Output Format: Accuracy can also be affected based on how we consume output generated by LLM. For tasks like entity or relationship extraction, if LLM provides answers in normal text format we are further required to process output and that can lead to some errors. Prompt Instruction or few shot examples are great places to let the model know about the required output format. It can be a JSON or a list of elements separated by special characters etc.

For example,

“Please provide output in the json form as

{‘Entities’ : [entity 1, entity 2,…],

‘Relations’ : [(entity 1, entity 2), (entity 3, entity 4),…]}”

Unbiased: I have seen people intentionally or unintentionally mentioning certain biases or stating wrong information in input. LLM models are designed to follow instructions, so the model takes that input as fact and generates output based on that. It leads to wrong answers for the query.

For example,

Biased : “Product a is at higher price compare to b so I think a will be better than b. is product a better or b?” ,

Unbiased : “Here are all the details and feedback about product a and b. which one is better?”

Retrieval Augmented Generation (RAG)

As discussed in the prompt engineering section context can help model to answer the query more accurately. Also in specific tasks like answering questions related to the HR policy of a specific company or answering specific product-related queries, it is better to provide query-related documents to model. LLM models have a maximum token limit, so we can’t provide all available documents. Also if we provide long documents with questions then it would be difficult for the model to provide correct answers.

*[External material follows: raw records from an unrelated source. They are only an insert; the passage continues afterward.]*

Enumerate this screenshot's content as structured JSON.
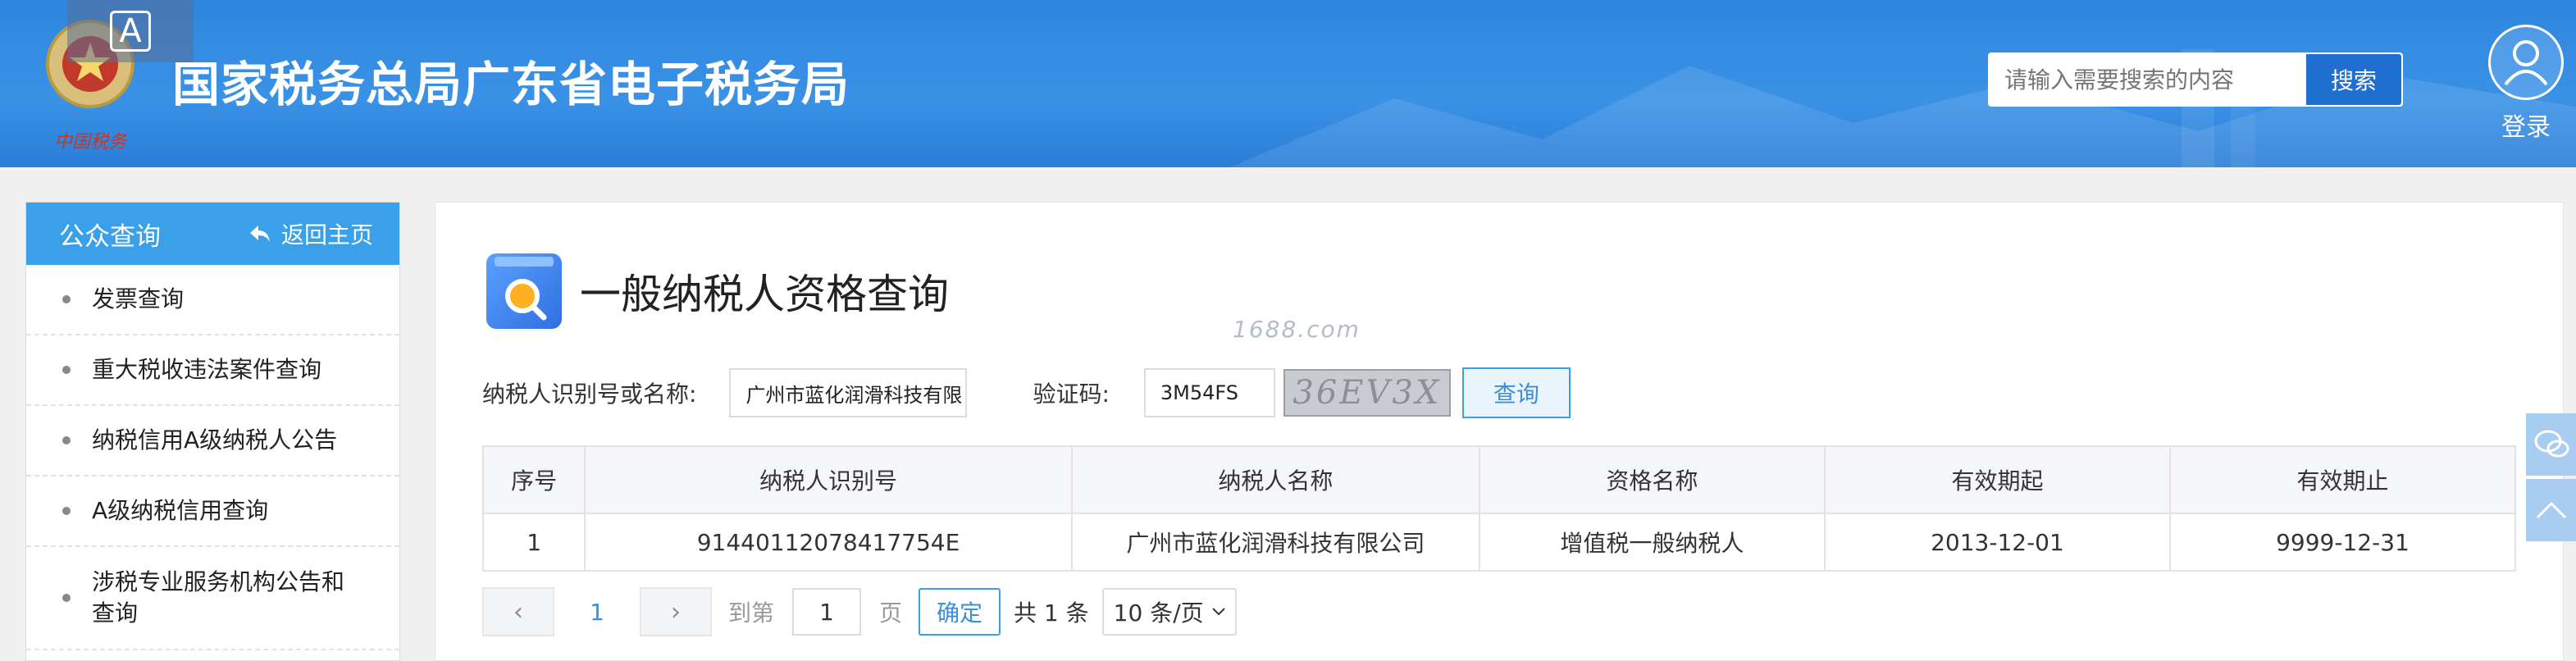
{
  "header": {
    "site_title": "国家税务总局广东省电子税务局",
    "emblem_caption": "中国税务",
    "search_placeholder": "请输入需要搜索的内容",
    "search_button": "搜索",
    "login_label": "登录",
    "accessibility_icon": "A"
  },
  "sidebar": {
    "title": "公众查询",
    "back_label": "返回主页",
    "items": [
      {
        "label": "发票查询"
      },
      {
        "label": "重大税收违法案件查询"
      },
      {
        "label": "纳税信用A级纳税人公告"
      },
      {
        "label": "A级纳税信用查询"
      },
      {
        "label": "涉税专业服务机构公告和查询"
      }
    ]
  },
  "main": {
    "page_title": "一般纳税人资格查询",
    "watermark": "1688.com",
    "form": {
      "taxpayer_label": "纳税人识别号或名称:",
      "taxpayer_value": "广州市蓝化润滑科技有限",
      "captcha_label": "验证码:",
      "captcha_value": "3M54FS",
      "captcha_image_text": "36EV3X",
      "query_button": "查询"
    },
    "table": {
      "headers": [
        "序号",
        "纳税人识别号",
        "纳税人名称",
        "资格名称",
        "有效期起",
        "有效期止"
      ],
      "rows": [
        [
          "1",
          "91440112078417754E",
          "广州市蓝化润滑科技有限公司",
          "增值税一般纳税人",
          "2013-12-01",
          "9999-12-31"
        ]
      ]
    },
    "pagination": {
      "prev_icon": "‹",
      "current_page": "1",
      "next_icon": "›",
      "goto_label": "到第",
      "goto_value": "1",
      "page_unit": "页",
      "confirm": "确定",
      "total": "共 1 条",
      "page_size": "10 条/页"
    }
  },
  "colors": {
    "header_bg": "#2f86e0",
    "sidebar_head": "#3aa0ea",
    "accent": "#3a8fd8"
  }
}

Retrieval Augmented Generation (RAG) is a solution for the mentioned challenges. The given diagram provides the workflow for RAG. We can create a vector database that stores vector representations of different documents. Vector embedding representation captures the high-level information of the document. We can also divide documents into chunks based on the token size allowed.

Now when we get query input, we can use the same method to get an embedding representation of the query. To extract related documents or chunks, we can use a similarity search approach between query and database vectors. Similarity can be measured using different techniques like cosine similarity or L2 distance, etc. Provide extracted documents as context with the query in model input. One needs to experiment with which metric and how many context documents work well with a specific task. I will create a separate blog to explain RAG with a working example of a specific task.

Finetuning

Both prompt engineering and RAG do not update model weights, so they require less computing power and are helpful for quick iteration to start improving the performance of the LLM model. The next approach is fine-tuning the Pre-trained LLM model. Fine-tuning is helpful when we want the model to adapt to domain-specific knowledge. For example, various terminologies and their relations in the clinical domain will not be obvious for models trained on general data. So better to fine-tune the model based on clinical notes or literature. It is also helpful to train the model for a specific task or give output in a certain format or writing style to get the desired output even with zero-shot.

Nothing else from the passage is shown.